Sun Airway – Soft Fall [2012]

Sun.Airway.Soft.FallSun Airway
Soft Fall

Dead Oceans
Etats-Unis
Note : 8/10

Amis du shoegaze, cette chronique s’adresse à vous! Pour les autres, rassurez-vous, car nous ne sommes pas sectaires dans l’équipe de Feu à volonté et vous pourriez bien vous découvrir des accointances avec Sun Airway, groupe originaire de Philadephie porté par le talent et la voix de Jon Barthmus.
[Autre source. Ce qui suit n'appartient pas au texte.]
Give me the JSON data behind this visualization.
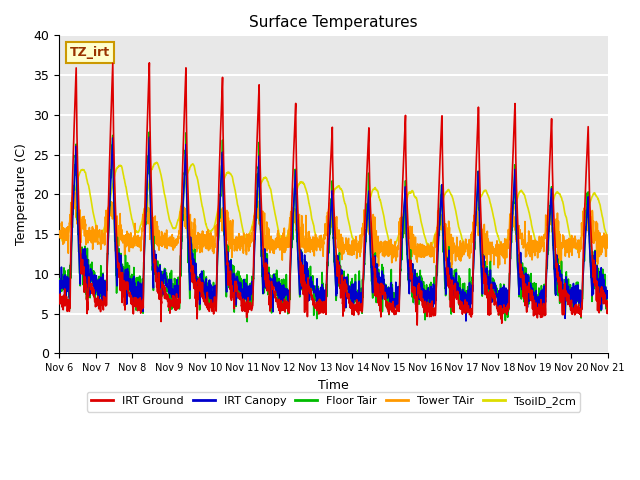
{
  "title": "Surface Temperatures",
  "xlabel": "Time",
  "ylabel": "Temperature (C)",
  "ylim": [
    0,
    40
  ],
  "background_color": "#e8e8e8",
  "grid_color": "white",
  "xtick_labels": [
    "Nov 6",
    "Nov 7",
    "Nov 8",
    "Nov 9",
    "Nov 10",
    "Nov 11",
    "Nov 12",
    "Nov 13",
    "Nov 14",
    "Nov 15",
    "Nov 16",
    "Nov 17",
    "Nov 18",
    "Nov 19",
    "Nov 20",
    "Nov 21"
  ],
  "annotation_text": "TZ_irt",
  "annotation_color": "#993300",
  "annotation_bg": "#ffffcc",
  "annotation_border": "#cc9900",
  "legend_entries": [
    "IRT Ground",
    "IRT Canopy",
    "Floor Tair",
    "Tower TAir",
    "TsoilD_2cm"
  ],
  "legend_colors": [
    "#dd0000",
    "#0000cc",
    "#00bb00",
    "#ff9900",
    "#dddd00"
  ],
  "line_width": 1.2,
  "n_days": 15,
  "pts_per_day": 144
}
Un premier opus au titre alambiqué en 2010 avec Nocturne of Exploded Crystal Chandelier (que votre serviteur a daigné écouter et qui vous sera tout autant recommandé que Soft Fall), une tournée américaine en première partie de M83 qui n’en finit plus de briller outre-Atlantique avec son Hurry up, we’re Dreaming (qui n’a pas vu une seule publicité ou émission télé avec en musique de fond Midnight City?), voilà quelques éléments qui peuvent raviver des souvenirs chez les lecteurs.

De souvenirs je n’en avais pas, ne connaissant pas Sun Airway – le lecteur exigeant s’empressera de souligner que j’enchaîne un deuxième article sur un groupe que je ne connaissais pas avant et qu’il serait franchement temps de reprendre en main ma culture musicale. Bref, passons et donnons les premières impressions ressenties après quelques écoutes. Des univers sonores foisonnants, sortes d’édifices architecturaux défiant les lois de l’attraction, entre reverb et shoegaze (on peut même tenter chillwave) teintés de drums et de cordes savamment utilisées. Une voix de velours qui réveille le fantôme de Chris Martin. Des ambiances assez diverses, plus rythmées et plus pop quelquefois, plus contemplatives et planantes d’autres fois. Un cocktail qui fonctionne parfaitement.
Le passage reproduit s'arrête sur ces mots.